Portrait of Vladimir Galaktionovich Korolenko. Artist I. Repin, 1912

Although Korolenko’s poetry has faded over the years, his first works still retain some of their charm. For even this poetry of his rises above the level of “cuteness” in descriptions of the majestic northern nature. The northeast of Siberia, with its vast uninhabited spaces, short polar days and dazzling snowy deserts, lives in its early stories in all its impressive enormity. He masterfully writes atmosphere. Everyone who read it remembers the romantic island with a ruined castle and the tall poplars rustling in the wind in the story In bad company(see the full text of this story on our website).

But Korolenko’s uniqueness lies in the combination of poetry with subtle humor and undying faith in human soul. Sympathy for people and faith in human kindness are characteristic of the Russian populist; Korolenko's world is a world based on optimism, for man is good by nature, and only the bad living conditions created by despotism and crude selfish capitalism made him what he is - a poor, helpless, absurd, pitiful and irritating creature. In Korolenko's first story - Makar's Dream- there is true poetry, not only in the way the Yakut landscape is written, but, most importantly, in the author’s deepest and ineradicable sympathy for the dark, unenlightened savage, naively selfish and yet carrying within himself a ray of divine light.

Vladimir Galaktionovich Korolenko. Video

Korolenkov's humor is especially charming. There is absolutely no satirical tricks in it. He is relaxed, natural, and has that lightness in him that is rarely found in Russian authors. Korolenko’s humor is often intertwined with poetry, as in a charming story At night, where children at night, in the bedroom, discuss the fascinating question of where children come from.

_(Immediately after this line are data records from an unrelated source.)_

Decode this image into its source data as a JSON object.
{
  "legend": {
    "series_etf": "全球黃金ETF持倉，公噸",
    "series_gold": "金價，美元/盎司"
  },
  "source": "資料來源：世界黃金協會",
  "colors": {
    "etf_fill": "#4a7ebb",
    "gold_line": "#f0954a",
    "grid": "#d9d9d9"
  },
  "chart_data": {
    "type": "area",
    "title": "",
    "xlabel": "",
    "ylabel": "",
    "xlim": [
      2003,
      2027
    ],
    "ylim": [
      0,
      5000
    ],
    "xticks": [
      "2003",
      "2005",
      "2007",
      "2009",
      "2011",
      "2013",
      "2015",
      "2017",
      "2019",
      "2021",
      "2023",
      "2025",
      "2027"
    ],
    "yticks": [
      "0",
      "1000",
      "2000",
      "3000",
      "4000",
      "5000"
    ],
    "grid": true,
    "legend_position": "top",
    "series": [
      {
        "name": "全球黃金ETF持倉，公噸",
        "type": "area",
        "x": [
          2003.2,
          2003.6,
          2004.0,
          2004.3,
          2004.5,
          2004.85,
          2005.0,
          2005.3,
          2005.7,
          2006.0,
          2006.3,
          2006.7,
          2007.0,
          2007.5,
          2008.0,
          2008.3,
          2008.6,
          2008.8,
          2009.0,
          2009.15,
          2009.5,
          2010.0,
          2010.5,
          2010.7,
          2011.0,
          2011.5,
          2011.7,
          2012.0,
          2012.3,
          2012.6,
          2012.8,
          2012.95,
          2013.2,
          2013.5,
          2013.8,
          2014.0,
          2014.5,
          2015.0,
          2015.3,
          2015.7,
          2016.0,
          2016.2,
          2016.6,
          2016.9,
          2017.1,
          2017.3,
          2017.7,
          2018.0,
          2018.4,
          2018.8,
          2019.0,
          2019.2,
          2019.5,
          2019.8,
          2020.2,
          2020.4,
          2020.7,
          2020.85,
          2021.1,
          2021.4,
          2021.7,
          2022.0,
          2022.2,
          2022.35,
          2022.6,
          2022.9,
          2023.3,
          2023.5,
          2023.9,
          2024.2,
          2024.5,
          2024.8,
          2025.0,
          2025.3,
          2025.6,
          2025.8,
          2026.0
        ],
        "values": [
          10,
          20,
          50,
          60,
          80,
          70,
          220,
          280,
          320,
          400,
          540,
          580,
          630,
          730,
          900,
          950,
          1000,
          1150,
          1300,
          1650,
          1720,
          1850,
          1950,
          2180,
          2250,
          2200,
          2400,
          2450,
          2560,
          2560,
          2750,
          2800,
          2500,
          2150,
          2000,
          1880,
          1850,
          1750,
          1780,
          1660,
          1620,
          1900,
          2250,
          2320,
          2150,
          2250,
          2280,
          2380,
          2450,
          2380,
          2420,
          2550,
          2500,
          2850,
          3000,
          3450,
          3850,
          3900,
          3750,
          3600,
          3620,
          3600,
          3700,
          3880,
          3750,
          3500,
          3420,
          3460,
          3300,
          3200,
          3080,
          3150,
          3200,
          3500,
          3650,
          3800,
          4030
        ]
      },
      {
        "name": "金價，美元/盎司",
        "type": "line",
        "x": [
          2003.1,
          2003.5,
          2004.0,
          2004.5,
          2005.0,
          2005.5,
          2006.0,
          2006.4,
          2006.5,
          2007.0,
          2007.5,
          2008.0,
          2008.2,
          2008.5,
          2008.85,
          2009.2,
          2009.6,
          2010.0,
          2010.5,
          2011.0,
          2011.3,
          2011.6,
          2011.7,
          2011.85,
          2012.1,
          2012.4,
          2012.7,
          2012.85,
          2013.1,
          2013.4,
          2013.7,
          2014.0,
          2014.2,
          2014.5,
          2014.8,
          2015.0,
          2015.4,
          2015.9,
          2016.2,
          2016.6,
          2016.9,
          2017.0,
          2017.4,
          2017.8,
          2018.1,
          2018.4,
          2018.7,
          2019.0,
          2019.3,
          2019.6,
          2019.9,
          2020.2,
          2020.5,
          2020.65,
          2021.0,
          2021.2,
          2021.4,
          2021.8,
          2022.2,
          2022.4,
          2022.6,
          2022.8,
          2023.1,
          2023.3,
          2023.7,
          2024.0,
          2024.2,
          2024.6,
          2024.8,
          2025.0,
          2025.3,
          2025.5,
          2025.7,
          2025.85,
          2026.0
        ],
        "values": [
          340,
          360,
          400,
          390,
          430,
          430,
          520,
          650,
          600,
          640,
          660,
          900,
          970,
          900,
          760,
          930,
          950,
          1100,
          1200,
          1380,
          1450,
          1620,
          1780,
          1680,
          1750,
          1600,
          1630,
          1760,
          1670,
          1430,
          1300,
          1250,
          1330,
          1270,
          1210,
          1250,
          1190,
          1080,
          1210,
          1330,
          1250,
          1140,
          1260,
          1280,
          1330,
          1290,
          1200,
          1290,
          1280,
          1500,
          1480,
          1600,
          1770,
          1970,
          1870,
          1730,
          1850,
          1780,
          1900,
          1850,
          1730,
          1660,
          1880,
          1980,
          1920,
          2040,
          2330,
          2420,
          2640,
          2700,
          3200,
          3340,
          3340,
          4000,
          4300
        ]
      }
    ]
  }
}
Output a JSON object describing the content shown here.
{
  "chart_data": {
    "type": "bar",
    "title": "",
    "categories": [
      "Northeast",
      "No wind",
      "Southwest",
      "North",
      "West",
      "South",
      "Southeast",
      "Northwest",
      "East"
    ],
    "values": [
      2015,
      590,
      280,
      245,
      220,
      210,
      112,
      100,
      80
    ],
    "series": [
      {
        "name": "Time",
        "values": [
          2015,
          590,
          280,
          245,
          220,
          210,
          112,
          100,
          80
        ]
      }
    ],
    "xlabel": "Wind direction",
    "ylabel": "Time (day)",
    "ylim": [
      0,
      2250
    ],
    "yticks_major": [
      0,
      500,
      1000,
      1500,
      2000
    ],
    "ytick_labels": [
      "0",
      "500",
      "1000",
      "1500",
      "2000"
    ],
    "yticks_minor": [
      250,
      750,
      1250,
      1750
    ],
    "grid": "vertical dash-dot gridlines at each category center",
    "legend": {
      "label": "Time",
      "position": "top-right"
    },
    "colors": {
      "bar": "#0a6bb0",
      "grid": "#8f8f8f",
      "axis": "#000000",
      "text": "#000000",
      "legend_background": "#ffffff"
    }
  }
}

Yom Kippur, with its amusing Hebrew devil, represents that mixture of humor and fantasy that is so charming in the early stories of Gogol, but Korolenko’s colors are softer, calmer, and, although he does not have an ounce of the creative wealth of his great countryman, he surpasses him in warmth and humanity . The most purely humorous of his stories is Without tongue(1895) - tells the story of three Ukrainian peasants who emigrated to America without knowing a word of any language other than their own. Russian criticism called this story Dickensian, and this is true in the sense that Korolenko, like Dickens, the absurdity of the characters does not prevent the reader from loving them.

Korolenko's last work is his autobiography, a story about own life, unusually accurate and truthful, but which he, out of some kind of over-scrupulousness, called the history not of his own, but of his contemporary. It is less poetic than his first works, it is not embellished in any way, but the two main qualities of Korolenkov’s prose are very strong - humor and humanity. We meet there charming pictures of life in semi-Polish Volyn; we see his father, scrupulously honest, but wayward. He recalls his first impressions - the village, the school, the great events he witnessed - the liberation of the peasants and the Polish uprising. He shows us unusually lively figures of eccentrics and originals - perhaps his portraits were better than all others. It is certainly not a sensational book, but it is a delightfully quiet story told by an old man (he was only fifty-five years old when he began it, but something of the “grandfather” in Korolenko’s character was always present) with a lot of time, and he talks with pleasure, reviving the memory of what happened fifty years ago.